The Guidelines state that, when determining any appropriate penalty in response to an identified violation, CFIUS will engage in a “fact-based analysis in which it weighs aggravating and mitigating factors” and that the weight CFIUS may give to any factor will “necessarily vary depending upon the particular facts and circumstances” surrounding the conduct at issue. 

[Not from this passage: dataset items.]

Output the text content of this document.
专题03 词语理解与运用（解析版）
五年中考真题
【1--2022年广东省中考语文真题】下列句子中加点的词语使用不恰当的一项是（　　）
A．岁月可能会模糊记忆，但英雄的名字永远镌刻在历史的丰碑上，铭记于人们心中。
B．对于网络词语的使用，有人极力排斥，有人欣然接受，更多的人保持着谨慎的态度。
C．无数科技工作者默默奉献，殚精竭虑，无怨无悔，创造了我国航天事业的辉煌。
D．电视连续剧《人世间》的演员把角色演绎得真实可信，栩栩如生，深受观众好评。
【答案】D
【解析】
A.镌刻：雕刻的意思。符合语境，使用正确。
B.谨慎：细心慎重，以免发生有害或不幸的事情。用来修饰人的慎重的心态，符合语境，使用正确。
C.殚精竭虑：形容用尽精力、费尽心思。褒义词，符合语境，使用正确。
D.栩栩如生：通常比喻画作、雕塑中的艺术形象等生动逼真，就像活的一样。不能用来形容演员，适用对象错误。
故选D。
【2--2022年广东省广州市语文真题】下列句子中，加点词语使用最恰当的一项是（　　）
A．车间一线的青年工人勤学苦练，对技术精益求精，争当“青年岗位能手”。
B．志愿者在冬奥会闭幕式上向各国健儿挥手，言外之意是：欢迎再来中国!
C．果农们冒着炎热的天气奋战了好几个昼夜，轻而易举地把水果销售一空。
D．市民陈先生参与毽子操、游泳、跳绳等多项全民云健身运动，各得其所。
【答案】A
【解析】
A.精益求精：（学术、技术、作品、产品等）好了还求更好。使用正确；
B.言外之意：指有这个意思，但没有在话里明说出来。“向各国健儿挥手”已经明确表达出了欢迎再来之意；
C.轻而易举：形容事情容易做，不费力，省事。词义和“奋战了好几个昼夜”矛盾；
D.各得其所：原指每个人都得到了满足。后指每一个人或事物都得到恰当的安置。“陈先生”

The Guidelines include a non-exhaustive list of potential aggravating and mitigating factors that CFIUS may consider, depending upon the facts and circumstances of a given violation, including:

1. Accountability for the violative conduct (the impact of the enforcement action on protecting national security and/or holding violative parties accountable for their actions and incentivizing future compliance with the CFIUS regulations);
2. Harm (whether and the extent to which the violative conduct impacted U.S. national security);
3. Negligence, awareness, and intent (the extent to which the conduct was the result of simple negligence, gross negligence, intentional action, or willfulness as well as whether there were any efforts to conceal the violation or delay the sharing of relevant information regarding the violation with CFIUS);
4. Persistence and timing (the length of time that a violative party had been aware, or had reason to be aware, of a potential violation prior to CFIUS becoming aware of the violation);
5. Response and remediation (whether the violative party self-disclosed the violation, whether the violative party cooperated fully in the CFIUS investigation, and whether the violative party performed a root cause analysis regarding the violation and took appropriate remedial actions to prevent future violations); and
6. Sophistication and past record of compliance (including the violative party’s history and familiarity with CFIUS, its past compliance with CFIUS Mitigation, and its internal and external resources dedicated to compliance).

Implications

Although the Guidelines state that they are not binding and may be updated in the future, their issuance suggests that CFIUS intends to make use of the enhanced enforcement authorities conferred on it by FIRRMA to strengthen enforcement of the CFIUS regulations, particularly with regard to compliance with CFIUS Mitigation. To date, CFIUS has announced only two penalty actions: (1) a $1 million civil penalty imposed in 2018 for repeated breaches of a 2016 CFIUS mitigation agreement, including failure to establish requisite security policies and failure to provide adequate reports to CFIUS; and (2) a $750,000 civil penalty imposed in 2019 for violations of a 2018 CFIUS interim order, including failure to restrict and adequately monitor access to protected data. CFIUS has authority under FIRRMA to impose substantially higher penalties, including civil fines up to the value of a given transaction for failure to make a mandatory CFIUS filing and for violating a CFIUS mitigation agreement or order. With such potential penalties in the background, the Guidelines highlight the importance of non-U.S. investors and their U.S. targets performing appropriate CFIUS diligence in transactions, particularly to determine whether a mandatory filing is triggered, and for all parties subject to CFIUS Mitigation to devote appropriate resources to ensure compliance with such CFIUS Mitigation. 

We will continue to monitor enforcement actions taken and guidance issued by CFIUS and provide further updates as appropriate.

                                                                                                                   *              *              *

[i]       U.S. Dep’t of the Treasury, “CFIUS Enforcement and Penalty Guidelines,” (Oct. 20, 2022), available here.